Time to Snag an Agent
It's really exciting to have polished up a manuscript and to be ready to take that big next step: finding an agent who will pitch your work to publishers and help develop your career.
Agents are eager for good work they can sell (after all, that's how they make their living). But why, then, are they so incredibly hard to reach? Why do they rarely ask to see your actual manuscript? Why do most of them not even bother responding to queries?
Because so many new writers approach agents before the work--the whole package, really--is ready.
How's a new writer supposed to know when the project and the pitch are fully formed? In my last post, I wrote about a client who'd started approaching agents and was getting lackluster responses. Turns out her query wasn't the problem, as she'd thought, but that she hadn't figured out her genre. This meant that her query letter was off base, and she was sending it to agents who weren't a good fit for her work.
Beyond writing a great book and query letter, there's other work that needs to be done in order to attract an agent's attention. You need killer opening pages that fit your genre as well as the themes and structure of your book. You need a great one-liner, as well as a compelling paragraph and one-pager about your work. But do you know what your core themes really are — and are you presenting them in a way that makes them seem relevant to today's readers?

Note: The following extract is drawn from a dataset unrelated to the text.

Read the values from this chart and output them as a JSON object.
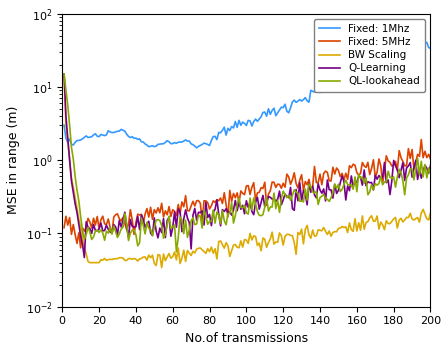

You need to take all that information and use it to put together a simple, accurate, and sizzling hot query that an agent can get excited about. Your goal is to get them to ask you for a partial or full manuscript.
But what good is any of that if you're pitching the wrong agents? How do you know what kind of agent is right for you and your personality? How do you know if they are right for your particular book or future books? You don't want just any old agent. Do they have a work style that fits your preferences and a track record that matches your career goals?
It can all be a bit overwhelming. I've had some noteworthy experiences of my own (embarrassing, straight-up weird, satisfying, frustrating). I've learned a lot after publishing five books and working with three agents for my own writing (not to mention the agents and editors I've worked with through my writing clients, book collaborations, and ghostwriting jobs).
For instance, I learned that even if an agent has a great sales record, if s/he is flakey in terms of communication, it's going to drive me crazy. It was only after that happened to me that I understood I needed to figure out my priorities and take into account feelings and preferences as well as business acumen. I now have an agent that I adore and a rock-solid strategy (including goal-finding exercises, tracking spreadsheets, one-liner prompts) that I can use again if I have to.
The pitching process doesn't have to be painful. You just have to think all the steps through carefully. And if you figure out how to use the process to your advantage, you'll vastly increase the chances of seeing your book on the shelves one day.